Mike Schmidt and the Phillies were in Chicago for a two-game series, Saturday and Sunday afternoons. In the Saturday game, he set a club record by hitting four consecutive home runs, including a 10th-inning game-winner off right-hander Paul Reuschel as the Phillies hung on, 18–16. Their record stood at 2–3.
“I arrived in Chicago in a slump. I was demoted to sixth in the batting order that day. I was definitely pressing and not relaxed,” said Schmidt. “Before the game my friend Dick Allen pulled me aside and said lets you and I just concentrate on having fun today. The game started and we fell behind immediately, so it was comeback baseball all game. We came back from 11 runs twice (12–1 after three innings; 13–2 after four).”
For the record, he hit a two-run homer in the fifth inning (“curve ball”, according to Schmidt) off Rick Reuschel; a solo home run in the seventh (“fastball up and in”) again off Rick, a three-run blast in the eighth (“another fastball”) off Mike Garman
and a two-run homer in the 10th (“fastball up and in”) off Paul Reuschel.“I wasn’t thinking anything special when I went up there in the 10th,” he recalled. “I was feeling good and was nice and relaxed. I don’t think moving from third to sixth in the order meant anything. I did use a Tony Taylor bat and wore a Terry Harmon t-shirt that he said had a lot of hits in it.”
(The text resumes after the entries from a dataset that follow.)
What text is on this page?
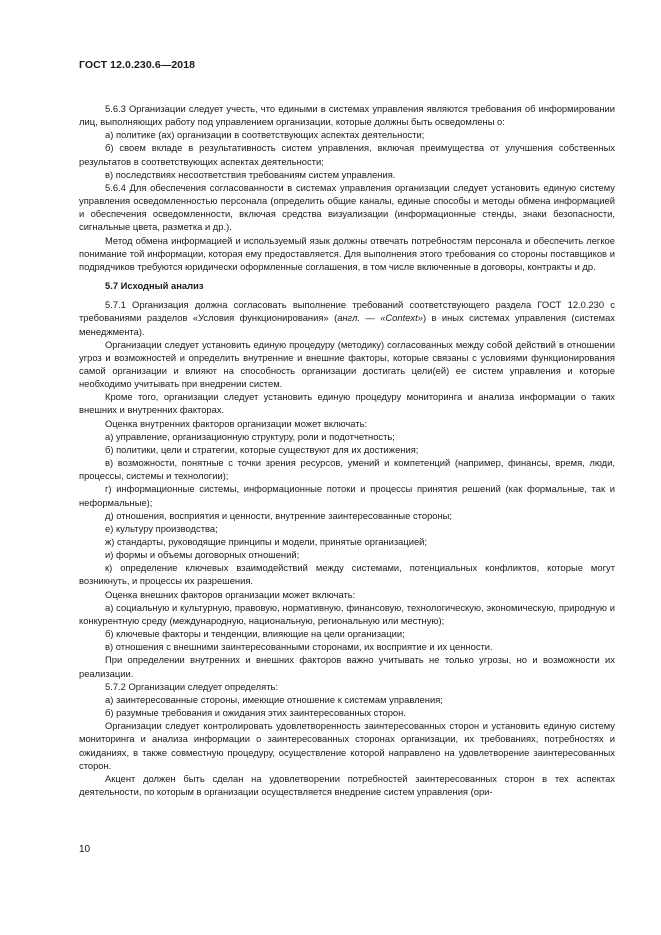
ГОСТ 12.0.230.6—2018

5.6.3 Организации следует учесть, что едиными в системах управления являются требования об информировании лиц, выполняющих работу под управлением организации, которые должны быть осведомлены о:

а) политике (ах) организации в соответствующих аспектах деятельности;

б) своем вкладе в результативность систем управления, включая преимущества от улучшения собственных результатов в соответствующих аспектах деятельности;

в) последствиях несоответствия требованиям систем управления.

5.6.4 Для обеспечения согласованности в системах управления организации следует установить единую систему управления осведомленностью персонала (определить общие каналы, единые способы и методы обмена информацией и обеспечения осведомленности, включая средства визуализации (информационные стенды, знаки безопасности, сигнальные цвета, разметка и др.).

Метод обмена информацией и используемый язык должны отвечать потребностям персонала и обеспечить легкое понимание той информации, которая ему предоставляется. Для выполнения этого требования со стороны поставщиков и подрядчиков требуются юридически оформленные соглашения, в том числе включенные в договоры, контракты и др.

5.7 Исходный анализ

5.7.1 Организация должна согласовать выполнение требований соответствующего раздела ГОСТ 12.0.230 с требованиями разделов «Условия функционирования» (англ. — «Context») в иных системах управления (системах менеджмента).

Организации следует установить единую процедуру (методику) согласованных между собой действий в отношении угроз и возможностей и определить внутренние и внешние факторы, которые связаны с условиями функционирования самой организации и влияют на способность организации достигать цели(ей) ее систем управления и которые необходимо учитывать при внедрении систем.

Кроме того, организации следует установить единую процедуру мониторинга и анализа информации о таких внешних и внутренних факторах.

Оценка внутренних факторов организации может включать:

а) управление, организационную структуру, роли и подотчетность;

б) политики, цели и стратегии, которые существуют для их достижения;

в) возможности, понятные с точки зрения ресурсов, умений и компетенций (например, финансы, время, люди, процессы, системы и технологии);

г) информационные системы, информационные потоки и процессы принятия решений (как формальные, так и неформальные);

д) отношения, восприятия и ценности, внутренние заинтересованные стороны;

е) культуру производства;

ж) стандарты, руководящие принципы и модели, принятые организацией;

и) формы и объемы договорных отношений;

к) определение ключевых взаимодействий между системами, потенциальных конфликтов, которые могут возникнуть, и процессы их разрешения.

Оценка внешних факторов организации может включать:

а) социальную и культурную, правовую, нормативную, финансовую, технологическую, экономическую, природную и конкурентную среду (международную, национальную, региональную или местную);

б) ключевые факторы и тенденции, влияющие на цели организации;

в) отношения с внешними заинтересованными сторонами, их восприятие и их ценности.

При определении внутренних и внешних факторов важно учитывать не только угрозы, но и возможности их реализации.

5.7.2 Организации следует определять:

а) заинтересованные стороны, имеющие отношение к системам управления;

б) разумные требования и ожидания этих заинтересованных сторон.

Организации следует контролировать удовлетворенность заинтересованных сторон и установить единую систему мониторинга и анализа информации о заинтересованных сторонах организации, их требованиях, потребностях и ожиданиях, в также совместную процедуру, осуществление которой направлено на удовлетворение заинтересованных сторон.

Акцент должен быть сделан на удовлетворении потребностей заинтересованных сторон в тех аспектах деятельности, по которым в организации осуществляется внедрение систем управления (ори-

10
“Five-for-six with four homers and eight RBI, pretty good day! The important thing….we won 50 games out of the next 63 to reach the postseason for the first time.”
How significant was that afternoon in Chicago? Schmidt became the second player in National League history to hit four consecutive home runs in a game, joining Boston’s Bob Lowe, who did it in 1894. Overall, 10 players hit four home runs in a game up until 1976. Seven of the elite were in the National League, including two Hall of Fame Phillies, first baseman Ed Delahanty (1896) and outfielder Chuck Klein (1936).
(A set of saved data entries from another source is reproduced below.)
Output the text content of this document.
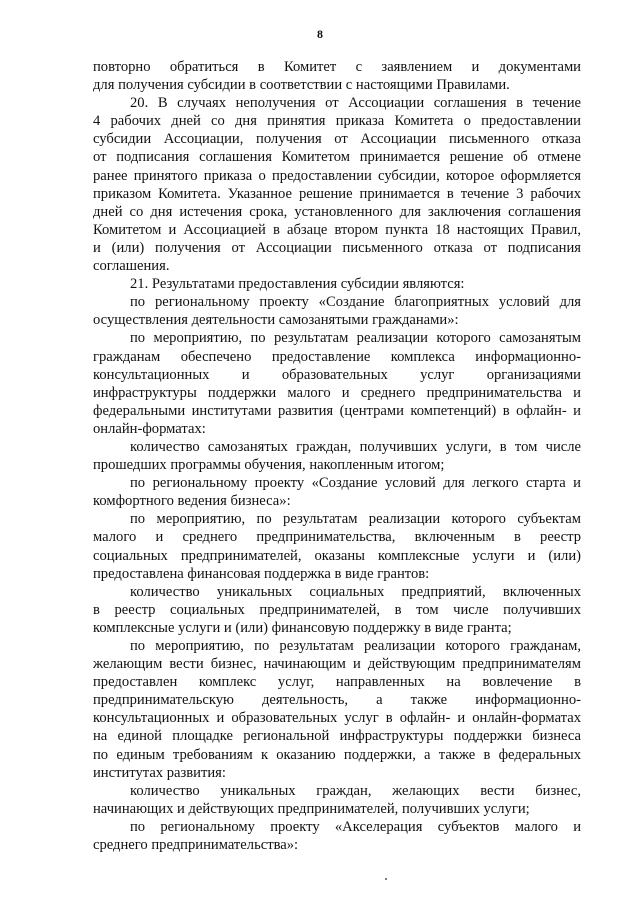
8
повторно обратиться в Комитет с заявлением и документами
для получения субсидии в соответствии с настоящими Правилами.
20. В случаях неполучения от Ассоциации соглашения в течение
4 рабочих дней со дня принятия приказа Комитета о предоставлении
субсидии Ассоциации, получения от Ассоциации письменного отказа
от подписания соглашения Комитетом принимается решение об отмене
ранее принятого приказа о предоставлении субсидии, которое оформляется
приказом Комитета. Указанное решение принимается в течение 3 рабочих
дней со дня истечения срока, установленного для заключения соглашения
Комитетом и Ассоциацией в абзаце втором пункта 18 настоящих Правил,
и (или) получения от Ассоциации письменного отказа от подписания
соглашения.
21. Результатами предоставления субсидии являются:
по региональному проекту «Создание благоприятных условий для
осуществления деятельности самозанятыми гражданами»:
по мероприятию, по результатам реализации которого самозанятым
гражданам обеспечено предоставление комплекса информационно-
консультационных и образовательных услуг организациями
инфраструктуры поддержки малого и среднего предпринимательства и
федеральными институтами развития (центрами компетенций) в офлайн- и
онлайн-форматах:
количество самозанятых граждан, получивших услуги, в том числе
прошедших программы обучения, накопленным итогом;
по региональному проекту «Создание условий для легкого старта и
комфортного ведения бизнеса»:
по мероприятию, по результатам реализации которого субъектам
малого и среднего предпринимательства, включенным в реестр
социальных предпринимателей, оказаны комплексные услуги и (или)
предоставлена финансовая поддержка в виде грантов:
количество уникальных социальных предприятий, включенных
в реестр социальных предпринимателей, в том числе получивших
комплексные услуги и (или) финансовую поддержку в виде гранта;
по мероприятию, по результатам реализации которого гражданам,
желающим вести бизнес, начинающим и действующим предпринимателям
предоставлен комплекс услуг, направленных на вовлечение в
предпринимательскую деятельность, а также информационно-
консультационных и образовательных услуг в офлайн- и онлайн-форматах
на единой площадке региональной инфраструктуры поддержки бизнеса
по единым требованиям к оказанию поддержки, а также в федеральных
институтах развития:
количество уникальных граждан, желающих вести бизнес,
начинающих и действующих предпринимателей, получивших услуги;
по региональному проекту «Акселерация субъектов малого и
среднего предпринимательства»:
What happened in the Sunday game? Glad you asked.
With the Phillies clinging to a 6–5 lead, Schmidt iced the game with a two-run homer in the seventh inning. The victim? Paul Reuschel again.
Schmidt finished his Hall of Fame career with 548 home runs. 265 came at Veterans Stadium (1,202 games) 50 were hit at Wrigley (138 games). Second favorite visiting ballpark? 29, Cincinnati’s Riverfront Stadium (92 games).